El reflejo de succión es innato en los bebés además de vital. Gracias a su necesidad de succionar puede alimentarse durante sus primeros días y también le tranquiliza y le da seguridad. Por eso, muchos pediatras no se oponen al uso del chupete. Ahora bien, las últimas recomendaciones a favor de la lactancia natural abogan por no ofrecérselo hasta que no hayan aprendido a mamar correctamente.
Por un lado pueden confundirlo con el pezón y, por otro, le obliga a succionar cuando no está alimentándose, por lo que puede que se reduzca la succión durante el amamantamiento. El chupete les tranquiliza, les consuela en los malos momentos y a muchos niños les resulta imprescindible para dormir. Además, la necesidad de succionar es tan fuerte que pueden utilizar el dedo gordo como sustituto. El problema es que el dedo, al ser más duro que una tetina, ejerce una presión mayor sobre el paladar y, además, es bastante menos higiénico.
Lo detractores del chupete destacan la posibilidad de que deforme los dientes, produzca trastornos bucales o se convierta en un transmisor de infecciones, especialmente si el bebé tiene hermanos mayores que se empeñan en que tenga el tete aunque estén con un fuerte resfriado. En lo que sí están de acuerdo tanto unos como otros es en no mantener la dependencia del chupete más allá de los dos años.
Cómo conseguir que deje el chupete
Antes de los dos años no es conveniente obligarle a abandonarlo a no ser que lo haga él espontáneamente. Cuando decidas convencerle para que lo deje, debes tener en cuenta que no hay que volver a atrás: si se lo dejas otra vez, lo vivirá como un triunfo suyo. Reduce los ratos que pasa con el chupete de manera que, al cabo de unos días, sólo lo utilice para dormir. Si se duerme con él, quítaselo suavemente para que pierda la costumbre de tenerlo todo el rato en la boca. Puedes llegar a un trato con él: dejad el chupete a algún peluche o en algún sitio determinado y dile que se lo darás sólo cuando lo pida porque lo necesita.

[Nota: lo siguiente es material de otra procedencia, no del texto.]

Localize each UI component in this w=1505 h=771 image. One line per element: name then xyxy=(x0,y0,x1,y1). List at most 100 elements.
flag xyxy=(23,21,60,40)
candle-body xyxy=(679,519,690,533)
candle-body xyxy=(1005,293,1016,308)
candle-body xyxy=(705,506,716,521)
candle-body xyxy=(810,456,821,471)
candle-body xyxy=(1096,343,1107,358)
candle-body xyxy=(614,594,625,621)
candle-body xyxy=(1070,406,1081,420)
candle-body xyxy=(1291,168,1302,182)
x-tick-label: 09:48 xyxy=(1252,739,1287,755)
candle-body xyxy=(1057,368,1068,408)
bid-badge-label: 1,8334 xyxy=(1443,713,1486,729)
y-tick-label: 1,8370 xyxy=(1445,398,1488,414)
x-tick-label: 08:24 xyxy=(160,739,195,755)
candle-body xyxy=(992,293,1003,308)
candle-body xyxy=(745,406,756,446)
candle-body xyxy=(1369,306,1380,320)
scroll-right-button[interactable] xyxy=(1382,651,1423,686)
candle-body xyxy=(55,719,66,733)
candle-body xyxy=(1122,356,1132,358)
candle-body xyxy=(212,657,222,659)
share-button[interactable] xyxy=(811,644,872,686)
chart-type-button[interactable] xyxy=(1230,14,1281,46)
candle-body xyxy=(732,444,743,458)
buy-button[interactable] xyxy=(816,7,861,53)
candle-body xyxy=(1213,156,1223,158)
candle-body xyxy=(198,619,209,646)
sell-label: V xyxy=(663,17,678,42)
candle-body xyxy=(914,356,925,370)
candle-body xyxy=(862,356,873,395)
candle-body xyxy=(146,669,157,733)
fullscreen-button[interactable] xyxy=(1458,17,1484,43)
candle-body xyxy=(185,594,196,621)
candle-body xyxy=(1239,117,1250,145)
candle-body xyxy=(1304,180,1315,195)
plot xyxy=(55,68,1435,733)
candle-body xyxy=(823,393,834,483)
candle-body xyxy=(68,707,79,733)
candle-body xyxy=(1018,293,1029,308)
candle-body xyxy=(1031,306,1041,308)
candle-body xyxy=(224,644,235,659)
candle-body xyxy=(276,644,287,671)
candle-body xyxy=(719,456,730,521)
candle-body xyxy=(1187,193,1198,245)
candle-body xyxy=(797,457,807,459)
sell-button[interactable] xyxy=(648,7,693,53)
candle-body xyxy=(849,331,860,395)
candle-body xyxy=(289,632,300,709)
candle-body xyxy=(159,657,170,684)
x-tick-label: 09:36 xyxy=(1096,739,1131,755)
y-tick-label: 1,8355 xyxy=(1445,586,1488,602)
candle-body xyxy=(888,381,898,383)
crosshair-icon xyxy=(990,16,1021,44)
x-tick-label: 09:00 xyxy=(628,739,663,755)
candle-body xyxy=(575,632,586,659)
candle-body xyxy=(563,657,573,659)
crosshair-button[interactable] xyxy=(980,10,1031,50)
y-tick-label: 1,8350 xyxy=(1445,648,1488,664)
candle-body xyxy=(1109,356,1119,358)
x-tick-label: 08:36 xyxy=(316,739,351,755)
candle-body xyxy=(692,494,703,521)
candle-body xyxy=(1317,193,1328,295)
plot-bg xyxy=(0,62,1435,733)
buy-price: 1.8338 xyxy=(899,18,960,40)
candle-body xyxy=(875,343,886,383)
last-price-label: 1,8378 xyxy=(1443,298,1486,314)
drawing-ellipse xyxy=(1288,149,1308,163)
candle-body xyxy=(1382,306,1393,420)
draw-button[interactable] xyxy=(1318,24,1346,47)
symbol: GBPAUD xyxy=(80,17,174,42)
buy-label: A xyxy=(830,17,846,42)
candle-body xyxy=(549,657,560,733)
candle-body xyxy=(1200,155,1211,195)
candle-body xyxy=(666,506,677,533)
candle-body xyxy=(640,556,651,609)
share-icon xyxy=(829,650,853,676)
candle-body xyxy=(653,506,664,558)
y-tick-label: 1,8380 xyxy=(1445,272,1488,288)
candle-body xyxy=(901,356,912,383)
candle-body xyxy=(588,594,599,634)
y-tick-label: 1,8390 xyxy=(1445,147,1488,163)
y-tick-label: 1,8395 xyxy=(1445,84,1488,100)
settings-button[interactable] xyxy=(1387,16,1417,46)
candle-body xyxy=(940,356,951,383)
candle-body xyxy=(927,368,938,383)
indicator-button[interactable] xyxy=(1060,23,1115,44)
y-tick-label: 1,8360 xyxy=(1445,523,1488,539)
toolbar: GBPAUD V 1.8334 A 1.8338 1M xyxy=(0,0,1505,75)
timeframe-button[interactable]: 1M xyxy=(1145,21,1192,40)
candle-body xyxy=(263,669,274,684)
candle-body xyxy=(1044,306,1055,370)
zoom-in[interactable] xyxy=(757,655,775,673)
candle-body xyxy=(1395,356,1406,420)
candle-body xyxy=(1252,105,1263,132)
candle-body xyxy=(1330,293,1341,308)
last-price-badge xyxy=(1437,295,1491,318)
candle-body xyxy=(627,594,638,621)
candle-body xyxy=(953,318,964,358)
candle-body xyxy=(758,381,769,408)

Si consigue prescindir algún ratito, celebra su éxito con extras de mimos y no te olvides de recordarle lo mayor que es. No le dejes el chupete a la vista. Ocúltaselo y dáselo sólo para dormir o cuando este verdaderamente desconsolado. De cualquier forma, es casi seguro que el niño, al ir creciendo, deje el chupete por sí mismo. Si comienza a ir a la guardería, posiblemente lo haga antes y sabrá que en el cole no tienen que llevar su tete.
¿Y cuándo debe dejar el biberón?
No es frecuente que un niño pequeño abandone el biberón por sí mismo, por eso, a partir de los dos años, hay que procurar que abandone poco a poco ese hábito.
El biberón puede ser la causa de problemas dentales ya que, al succionar, el líquido se acumula detrás de los dientes delanteros y, como la leche o el zumo tienen muchos azúcares, pueden causar caries dental.
Algunos trucos podrán ayudar al niño a dejar el biberón sin problemas:
- Comienza a prescindir de utilizarlo para darle agua o zumos y resérvalo sólo para la leche y los cereales del desayuno y la cena.
- Es bueno fijar una fecha para empezar la cuenta atrás. Díselo y procurar cumplir el trato.
- Procura que el abandono del biberón no coincida con algún otro acontecimiento importante como el nacimiento de un hermanito, el inicio de la guardería o un cambio de casa.